In truth, I assumed that it wouldn’t be wise to enter the fun house by any means whatsoever. But I was exhausted and bleeding and terrified. It wasn’t possible for me to buy an ice cream and go to the carousel instead and ride around on one of the swan benches provided among the horses for those who were in no condition to climb into a saddle and hold on to a brass pole.
Acting as if I was a person of authority in the Sombra Brothers operation, with my bleeding left hand thrust under my sport coat as if soothing an acidic stomach or doing a Napoleon imitation, I left the concourse. I walked between the fun house and the Wall of Death, which featured performances by a motorcycle daredevil riding at high speed, parallel to the ground, around the wall of a circular arena about fifteen feet deep, doing tricks, while the patrons on tiered bleachers looked down at him, waiting for something to go wrong that would turn him into Jell-O in a costume.

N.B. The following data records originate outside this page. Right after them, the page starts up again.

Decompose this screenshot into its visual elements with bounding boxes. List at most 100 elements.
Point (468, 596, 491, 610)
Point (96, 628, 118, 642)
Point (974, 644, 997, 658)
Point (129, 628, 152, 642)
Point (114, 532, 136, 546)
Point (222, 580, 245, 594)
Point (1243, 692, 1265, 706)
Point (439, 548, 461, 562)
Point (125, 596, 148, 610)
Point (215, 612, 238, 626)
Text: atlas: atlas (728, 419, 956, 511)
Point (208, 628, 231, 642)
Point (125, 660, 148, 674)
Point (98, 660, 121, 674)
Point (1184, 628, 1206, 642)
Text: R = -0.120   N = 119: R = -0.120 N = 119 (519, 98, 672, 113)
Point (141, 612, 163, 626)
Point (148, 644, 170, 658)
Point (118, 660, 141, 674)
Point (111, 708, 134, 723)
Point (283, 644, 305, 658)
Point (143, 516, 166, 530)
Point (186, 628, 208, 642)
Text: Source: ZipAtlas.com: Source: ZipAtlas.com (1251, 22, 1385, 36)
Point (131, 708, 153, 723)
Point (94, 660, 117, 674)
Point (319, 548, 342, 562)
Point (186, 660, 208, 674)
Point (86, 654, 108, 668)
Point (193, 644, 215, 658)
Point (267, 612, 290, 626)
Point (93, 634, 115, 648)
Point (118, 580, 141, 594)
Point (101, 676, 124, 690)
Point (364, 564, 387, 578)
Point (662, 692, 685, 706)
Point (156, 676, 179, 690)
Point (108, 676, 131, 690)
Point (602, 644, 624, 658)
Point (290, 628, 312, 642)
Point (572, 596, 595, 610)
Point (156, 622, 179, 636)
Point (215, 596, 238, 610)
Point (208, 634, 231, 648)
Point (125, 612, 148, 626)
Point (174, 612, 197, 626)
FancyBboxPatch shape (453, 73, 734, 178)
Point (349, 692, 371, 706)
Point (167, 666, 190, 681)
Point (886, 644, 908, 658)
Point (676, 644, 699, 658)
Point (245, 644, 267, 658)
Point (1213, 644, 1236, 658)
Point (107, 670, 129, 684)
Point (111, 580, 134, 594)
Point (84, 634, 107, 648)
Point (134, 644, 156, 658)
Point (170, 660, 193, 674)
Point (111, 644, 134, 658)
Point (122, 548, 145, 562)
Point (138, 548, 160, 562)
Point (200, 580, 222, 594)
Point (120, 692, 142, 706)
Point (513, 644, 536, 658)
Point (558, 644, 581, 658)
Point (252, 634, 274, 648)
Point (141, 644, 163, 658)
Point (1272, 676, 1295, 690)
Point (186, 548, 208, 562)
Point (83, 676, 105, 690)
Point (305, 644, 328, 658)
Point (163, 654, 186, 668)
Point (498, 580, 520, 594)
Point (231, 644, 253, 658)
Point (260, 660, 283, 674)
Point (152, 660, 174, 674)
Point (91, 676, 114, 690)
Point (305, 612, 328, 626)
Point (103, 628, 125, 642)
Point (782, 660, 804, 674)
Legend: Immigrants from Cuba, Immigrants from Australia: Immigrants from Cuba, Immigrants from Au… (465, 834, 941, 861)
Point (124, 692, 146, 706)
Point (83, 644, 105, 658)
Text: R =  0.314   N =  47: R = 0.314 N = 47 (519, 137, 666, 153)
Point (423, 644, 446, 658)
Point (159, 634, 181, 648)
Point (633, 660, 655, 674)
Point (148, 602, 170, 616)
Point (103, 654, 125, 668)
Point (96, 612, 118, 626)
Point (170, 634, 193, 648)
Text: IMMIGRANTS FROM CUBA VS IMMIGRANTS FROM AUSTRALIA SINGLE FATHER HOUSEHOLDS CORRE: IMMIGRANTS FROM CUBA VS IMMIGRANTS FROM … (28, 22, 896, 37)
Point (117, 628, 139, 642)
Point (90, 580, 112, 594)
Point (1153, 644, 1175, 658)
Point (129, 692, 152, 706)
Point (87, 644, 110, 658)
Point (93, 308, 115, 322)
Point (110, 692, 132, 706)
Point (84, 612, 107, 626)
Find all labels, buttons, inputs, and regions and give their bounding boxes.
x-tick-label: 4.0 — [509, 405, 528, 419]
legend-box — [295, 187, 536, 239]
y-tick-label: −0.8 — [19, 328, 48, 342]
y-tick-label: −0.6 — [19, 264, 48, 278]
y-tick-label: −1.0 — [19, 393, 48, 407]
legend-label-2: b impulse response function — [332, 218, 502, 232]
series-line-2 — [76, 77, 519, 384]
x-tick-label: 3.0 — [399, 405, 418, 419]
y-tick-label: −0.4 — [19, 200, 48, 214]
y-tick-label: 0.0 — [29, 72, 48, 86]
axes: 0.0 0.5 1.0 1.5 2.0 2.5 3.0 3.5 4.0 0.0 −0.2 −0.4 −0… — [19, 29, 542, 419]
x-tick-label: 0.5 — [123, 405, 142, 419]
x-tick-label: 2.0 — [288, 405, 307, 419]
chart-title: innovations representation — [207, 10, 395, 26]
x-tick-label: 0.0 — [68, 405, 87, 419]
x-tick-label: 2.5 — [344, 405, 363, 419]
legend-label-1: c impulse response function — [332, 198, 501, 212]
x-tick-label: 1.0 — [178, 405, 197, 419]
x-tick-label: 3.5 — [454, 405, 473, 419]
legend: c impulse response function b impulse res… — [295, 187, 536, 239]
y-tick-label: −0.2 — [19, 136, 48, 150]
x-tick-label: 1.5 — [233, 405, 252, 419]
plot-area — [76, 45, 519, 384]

They were between shows, but gasoline fumes lingered from the previous one.
Most of the carnival’s attractions were in tents, but the fun house had board walls with a canvas roof. They had probably put it up and torn it down a thousand times without incident, but I doubted that there was a structural engineer in the world who, upon a close inspection of the place, wouldn’t have the vapors. Images of ghosts, vampires, and werewolves covered the side wall, but they were no more scary than Mickey Mouse.
At the back of the structure, a loosely fitted wooden door was labeled KEEP OUT / EMPLOYEES ONLY. Although few marks ever ventured behind the attractions, the former owner, Solly Nickles, evidently believed in consistency of presentation; the words on the door looked as if they had been written by the finger of a skeleton using blood for paint.
I thought the door would be locked but it wasn’t. I couldn’t decide if that was a good or bad thing.
When I stepped inside, I found myself in a small vestibule with a ten-foot ladder nailed to the wall in front of me. Four steps to my left. Four to my right. Each set of steps led to a door.
I tried the door on the left. It opened awkwardly outward, because above it on the inner side hung a lighted EMERGENCY EXIT sign. Beyond lay a narrow corridor in which the walls, floor, and ceiling were painted flat black. This fun house was a walkthrough rather than a ride-through palace of thrills and chills, a black maze in which monsters popped from walls or dropped from ceilings, triggered by motion detectors. Ordinarily, the maze would be all but pitch-black, but at the moment a string of work lights revealed the way. Hanging overhead were rubber spiders the size of poodles, vaguely luminescent.
I could hear the noises of the carnival and the boisterous crowd, but no sound that seemed to come from within the fun house.